Aha. I mean, a face mask is a pain. It is hot enough in Sierra Leone already, why increase the moisture with my own breath?
They are excuses, says careful me. Better safe than sorry, right? Just wear it at all times, you never know what you may carry.
If you earn about three dollars a day, imagine only earning two?
Coughing up financial worries
Then I saw the dire economic situation of the country. Businesses have closed. Taxi’s and keke’s have to limit the number of passengers they take on board. It means a quarter or a third less income per ride. If you earn about three dollars a day, imagine only earning two?

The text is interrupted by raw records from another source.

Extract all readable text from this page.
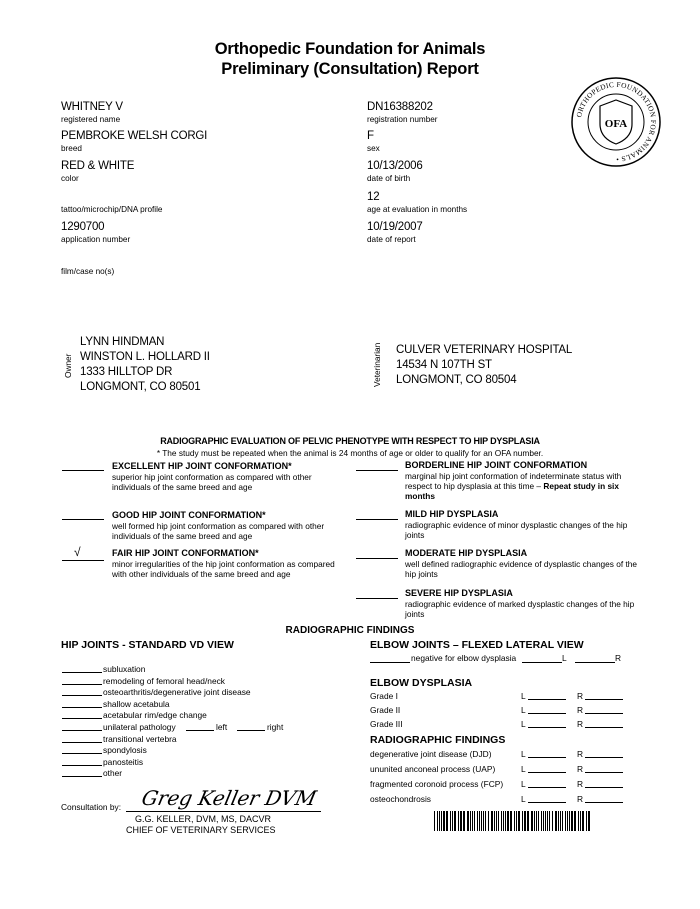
Orthopedic Foundation for Animals
Preliminary (Consultation) Report
ORTHOPEDIC FOUNDATION FOR ANIMALS •
OFA
WHITNEY V
registered name
PEMBROKE WELSH CORGI
breed
RED & WHITE
color
tattoo/microchip/DNA profile
1290700
application number
film/case no(s)
DN16388202
registration number
F
sex
10/13/2006
date of birth
12
age at evaluation in months
10/19/2007
date of report
Owner
LYNN HINDMAN
WINSTON L. HOLLARD II
1333 HILLTOP DR
LONGMONT, CO 80501	Veterinarian CULVER VETERINARY HOSPITAL
14534 N 107TH ST
LONGMONT, CO 80504
RADIOGRAPHIC EVALUATION OF PELVIC PHENOTYPE WITH RESPECT TO HIP DYSPLASIA
* The study must be repeated when the animal is 24 months of age or older to qualify for an OFA number.
EXCELLENT HIP JOINT CONFORMATION*
superior hip joint conformation as compared with other individuals of the same breed and age
GOOD HIP JOINT CONFORMATION*
well formed hip joint conformation as compared with other individuals of the same breed and age
√	FAIR HIP JOINT CONFORMATION*
minor irregularities of the hip joint conformation as compared with other individuals of the same breed and age
BORDERLINE HIP JOINT CONFORMATION
marginal hip joint conformation of indeterminate status with respect to hip dysplasia at this time – Repeat study in six months
MILD HIP DYSPLASIA
radiographic evidence of minor dysplastic changes of the hip joints
MODERATE HIP DYSPLASIA
well defined radiographic evidence of dysplastic changes of the hip joints
SEVERE HIP DYSPLASIA
radiographic evidence of marked dysplastic changes of the hip joints
RADIOGRAPHIC FINDINGS
HIP JOINTS - STANDARD VD VIEW	ELBOW JOINTS – FLEXED LATERAL VIEW
subluxation
remodeling of femoral head/neck
osteoarthritis/degenerative joint disease
shallow acetabula
acetabular rim/edge change
unilateral pathology	left	right
transitional vertebra
spondylosis
panosteitis
other
negative for elbow dysplasia	L	R
ELBOW DYSPLASIA
Grade I	L	R
Grade II	L	R
Grade III	L	R
RADIOGRAPHIC FINDINGS
degenerative joint disease (DJD)	L	R
ununited anconeal process (UAP)	L	R
fragmented coronoid process (FCP) L	R
osteochondrosis	L	R
Consultation by: Greg Keller DVM
G.G. KELLER, DVM, MS, DACVR
CHIEF OF VETERINARY SERVICES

At times, keke drivers ignore the rules. They take three passengers anyway. A (bigger) risk, because there is maybe a one-centimetre distance between you and the other instead of, say, 20 centimetres. Tired of waiting for transport to get home after a long day of work, you jump in. Despite the fact that it is not allowed, that it increases the risk of spreading the infection.
No.
Not you.
I.
I jumped in.
I did it.
I am a Corona defector.
Confusion
Back to the beginning. On my way to see my grandfather I felt guilty. I felt guilty for moving around, for putting I before Us. But as I came there, I realised that I had put Us far before myself. It was so contrary to what I had felt before. Those two camps, the ‘laissez-faire’ and the ‘hyper aware of risk’, I should erase those terms.
Because in Sierra Leone, the question whether Corona exists is not an intellectual one, but a matter of life and death. Of restrictions causing bankruptcies that cut off the food supplies to many, many families. That visibly causes strain with workers of the country. It is a question of survival, of unapologetically trying to make ends meet. If I (hypothetical Sierra Leonean) accept the premise, I lose a third or a quarter of my income, maybe my job, and see the corruption in this country flourish like hibiscus. If I refuse the premise, I get on with my life, which is hard enough already because I cannot make ends meet.
Remember how this was not a comparative commentary, but a reflexive confusion? As my partner and I sat next to my grandfather on a kongosabench (a low squat gossip bench) keeping a safe distance, some of the children whom had gathered around us discussed something in the local language. As we do not speak it, the only thing we could catch was ‘Corona 19’.
Surprised, we asked them, ‘what, Corona-19?’
They looked at us and smiled, pointing their fingers at us. ‘Corona-19!’
Affirmative. Corona 19. We, the people from abroad, we, the people with lighter skin. Corona 19. I smiled back at them, not feeling the urge to correct them at all.
Corona 19.
Aftermath
This piece is a creative one, based on my personal observations during a trip to Sierra Leone. Upon letting my Sierra Leonean friends read the draft, I was advised not to try and get this published.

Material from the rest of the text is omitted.